Homebuilders Hopeful as Mortgage Rates Dip
Builders continue to take financial hits to try to lure buyers
The recent dip in mortgage rates has made homebuilders more hopeful that they can once again start pouring concrete and raising roofs. But most are hedging their bets and many are still lowering prices or offering incentives to attract buyers.
Builders’ confidence rose from 34 to 37 points in December, according to the National Association of Home Builders (NAHB)/Wells Fargo Housing Market Index (HMI). The index is based on a monthly survey of builders that includes various factors. “The HMI index gauging traffic of prospective buyers in December rose three points 24, the component measuring sales expectations in the next six months increased six points to 45 and the component charting current sales condition held steady at 40,” the report stated.
“Any number over 50 indicates that more builders view conditions as good than poor,” it noted.

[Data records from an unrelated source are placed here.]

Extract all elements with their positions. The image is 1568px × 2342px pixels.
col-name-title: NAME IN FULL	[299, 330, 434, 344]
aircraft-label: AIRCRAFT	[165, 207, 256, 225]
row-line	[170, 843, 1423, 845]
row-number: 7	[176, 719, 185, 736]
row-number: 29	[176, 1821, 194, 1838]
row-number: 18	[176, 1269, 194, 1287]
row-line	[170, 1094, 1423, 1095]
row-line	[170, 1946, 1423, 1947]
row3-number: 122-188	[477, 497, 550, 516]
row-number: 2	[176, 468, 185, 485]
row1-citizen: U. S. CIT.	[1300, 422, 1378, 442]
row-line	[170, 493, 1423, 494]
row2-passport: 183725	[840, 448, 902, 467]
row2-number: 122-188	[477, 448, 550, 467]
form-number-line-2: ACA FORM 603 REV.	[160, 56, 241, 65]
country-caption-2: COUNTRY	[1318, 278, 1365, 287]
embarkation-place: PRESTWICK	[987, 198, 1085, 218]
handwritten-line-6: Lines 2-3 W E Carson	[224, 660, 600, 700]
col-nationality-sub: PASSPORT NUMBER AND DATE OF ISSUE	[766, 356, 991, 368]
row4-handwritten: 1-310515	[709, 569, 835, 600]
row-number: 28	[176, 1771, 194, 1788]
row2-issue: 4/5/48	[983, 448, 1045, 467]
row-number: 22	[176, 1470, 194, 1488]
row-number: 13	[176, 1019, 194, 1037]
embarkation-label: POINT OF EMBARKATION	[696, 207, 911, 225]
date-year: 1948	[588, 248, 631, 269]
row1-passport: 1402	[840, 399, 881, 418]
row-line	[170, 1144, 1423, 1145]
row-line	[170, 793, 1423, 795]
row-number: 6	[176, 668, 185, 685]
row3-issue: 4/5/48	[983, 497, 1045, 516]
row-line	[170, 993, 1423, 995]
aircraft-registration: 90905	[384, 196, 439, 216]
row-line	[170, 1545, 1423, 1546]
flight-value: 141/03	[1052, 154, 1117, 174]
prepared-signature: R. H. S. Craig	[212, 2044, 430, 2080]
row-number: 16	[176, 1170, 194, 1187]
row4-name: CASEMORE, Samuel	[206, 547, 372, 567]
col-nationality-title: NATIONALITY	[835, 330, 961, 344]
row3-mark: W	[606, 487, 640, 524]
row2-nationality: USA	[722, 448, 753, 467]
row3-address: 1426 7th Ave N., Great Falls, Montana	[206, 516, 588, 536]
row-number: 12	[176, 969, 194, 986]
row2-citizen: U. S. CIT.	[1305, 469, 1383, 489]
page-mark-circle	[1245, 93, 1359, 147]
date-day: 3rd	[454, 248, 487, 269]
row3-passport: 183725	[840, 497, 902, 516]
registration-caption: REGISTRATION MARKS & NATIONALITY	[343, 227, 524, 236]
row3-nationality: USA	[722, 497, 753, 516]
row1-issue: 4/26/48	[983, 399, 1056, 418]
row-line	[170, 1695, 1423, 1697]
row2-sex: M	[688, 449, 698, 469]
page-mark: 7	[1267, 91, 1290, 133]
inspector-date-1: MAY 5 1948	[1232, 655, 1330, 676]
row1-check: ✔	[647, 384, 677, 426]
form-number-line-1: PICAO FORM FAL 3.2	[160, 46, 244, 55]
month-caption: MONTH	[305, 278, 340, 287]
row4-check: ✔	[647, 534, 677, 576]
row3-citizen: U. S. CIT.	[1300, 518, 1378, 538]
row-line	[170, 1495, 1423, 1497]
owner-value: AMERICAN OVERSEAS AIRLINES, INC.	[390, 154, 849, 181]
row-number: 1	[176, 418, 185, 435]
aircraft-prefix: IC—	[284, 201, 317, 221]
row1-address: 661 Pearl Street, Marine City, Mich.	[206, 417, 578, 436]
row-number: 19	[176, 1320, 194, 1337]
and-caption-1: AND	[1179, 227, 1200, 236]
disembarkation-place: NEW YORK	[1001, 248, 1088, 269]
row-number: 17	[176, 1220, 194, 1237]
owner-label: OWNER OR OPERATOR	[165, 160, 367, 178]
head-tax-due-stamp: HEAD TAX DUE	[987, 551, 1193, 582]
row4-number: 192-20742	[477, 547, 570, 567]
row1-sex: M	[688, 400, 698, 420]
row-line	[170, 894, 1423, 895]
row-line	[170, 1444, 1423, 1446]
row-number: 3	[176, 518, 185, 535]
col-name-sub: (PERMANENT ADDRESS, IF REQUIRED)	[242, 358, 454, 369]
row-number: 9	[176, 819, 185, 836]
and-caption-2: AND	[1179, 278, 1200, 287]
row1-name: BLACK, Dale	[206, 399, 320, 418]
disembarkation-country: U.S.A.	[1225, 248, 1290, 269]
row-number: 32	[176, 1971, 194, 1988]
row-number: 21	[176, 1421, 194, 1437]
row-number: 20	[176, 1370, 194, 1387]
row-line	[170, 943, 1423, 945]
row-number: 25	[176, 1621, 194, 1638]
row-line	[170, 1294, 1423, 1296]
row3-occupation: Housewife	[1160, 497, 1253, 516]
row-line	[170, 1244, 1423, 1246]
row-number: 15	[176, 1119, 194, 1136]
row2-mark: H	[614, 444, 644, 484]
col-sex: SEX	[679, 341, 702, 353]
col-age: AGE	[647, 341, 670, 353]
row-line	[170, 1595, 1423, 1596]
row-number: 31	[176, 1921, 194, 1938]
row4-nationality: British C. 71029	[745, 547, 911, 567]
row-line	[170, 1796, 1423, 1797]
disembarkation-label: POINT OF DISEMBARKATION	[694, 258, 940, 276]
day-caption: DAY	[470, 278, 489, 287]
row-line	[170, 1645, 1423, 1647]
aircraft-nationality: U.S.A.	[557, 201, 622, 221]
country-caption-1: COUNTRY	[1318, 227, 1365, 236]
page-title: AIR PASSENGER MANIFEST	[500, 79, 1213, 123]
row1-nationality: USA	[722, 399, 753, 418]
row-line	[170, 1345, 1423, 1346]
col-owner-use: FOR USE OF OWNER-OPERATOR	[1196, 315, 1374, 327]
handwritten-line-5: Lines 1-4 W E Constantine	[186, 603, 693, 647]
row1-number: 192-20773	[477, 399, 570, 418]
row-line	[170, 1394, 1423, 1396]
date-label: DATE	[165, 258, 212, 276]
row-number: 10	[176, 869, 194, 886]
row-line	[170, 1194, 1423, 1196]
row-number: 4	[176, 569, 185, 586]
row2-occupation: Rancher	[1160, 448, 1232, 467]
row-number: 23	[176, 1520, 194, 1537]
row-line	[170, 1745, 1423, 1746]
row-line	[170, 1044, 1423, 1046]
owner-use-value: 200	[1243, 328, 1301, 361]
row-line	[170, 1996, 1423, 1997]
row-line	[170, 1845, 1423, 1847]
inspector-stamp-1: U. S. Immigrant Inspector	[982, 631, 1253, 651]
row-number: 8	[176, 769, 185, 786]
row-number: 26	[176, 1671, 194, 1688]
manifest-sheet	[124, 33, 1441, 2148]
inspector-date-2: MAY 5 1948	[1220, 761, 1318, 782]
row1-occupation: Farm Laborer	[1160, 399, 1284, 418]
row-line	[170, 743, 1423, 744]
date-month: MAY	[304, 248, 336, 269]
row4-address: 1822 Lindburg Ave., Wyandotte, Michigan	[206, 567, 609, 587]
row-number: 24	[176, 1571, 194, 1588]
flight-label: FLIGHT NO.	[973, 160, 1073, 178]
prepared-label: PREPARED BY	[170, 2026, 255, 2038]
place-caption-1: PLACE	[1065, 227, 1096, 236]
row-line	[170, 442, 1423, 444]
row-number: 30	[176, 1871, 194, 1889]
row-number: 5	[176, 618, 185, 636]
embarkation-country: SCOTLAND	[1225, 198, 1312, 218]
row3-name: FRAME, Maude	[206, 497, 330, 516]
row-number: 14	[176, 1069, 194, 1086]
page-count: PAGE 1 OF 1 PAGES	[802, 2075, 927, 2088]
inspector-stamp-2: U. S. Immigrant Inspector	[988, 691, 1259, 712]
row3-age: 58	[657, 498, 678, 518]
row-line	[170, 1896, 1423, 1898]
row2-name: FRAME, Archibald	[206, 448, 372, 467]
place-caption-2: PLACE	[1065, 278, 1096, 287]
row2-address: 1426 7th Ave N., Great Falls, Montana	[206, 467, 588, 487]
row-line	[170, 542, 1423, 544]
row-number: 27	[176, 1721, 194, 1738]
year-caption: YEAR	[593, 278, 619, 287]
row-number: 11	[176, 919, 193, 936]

The increase in December, therefore, while positive, indicates that there is a long way to go before homebuilders have a broadly optimistic outlook. Regionally, only the Northeast’s HMI score rose above 50, with a two-point increase to 51 based on three-month moving averages. The Midwest dipped one point to 34, the South fell three points to 39 and the West sank four points to 31.
On the brighter side, the 50 basis point drop in mortgage rates in the past month has drawn more prospective buyers to scout out new homes.
Builders’ recent pessimism has been somewhat counter to gains for the pace of single-family permits and starts during this time frame, according to NAHB Chief Economist Robert Dietz.
“Our statistical analysis indicates that temporary and outsized differences between builder sentiment and starts occur after short-term interest rates rise dramatically, increasing the cost of land development and builder loans used by private builders,” Dietz commented.
“While the Federal Reserve is fighting inflation, state and local policymakers could also help by reducing the regulatory burdens on the cost of land development and home building,” he noted.
Dietz predicted that the gap between builder sentiment and construction activity would decrease once interest rates moderate.
Meanwhile, with mortgage rates still higher than 7%, builders continue to take financial hits to try to lure buyers. The NAHB data show that 36% cut home prices in December by an average of 6%, as they had in November, while 60% of builders offered sales incentives of all forms.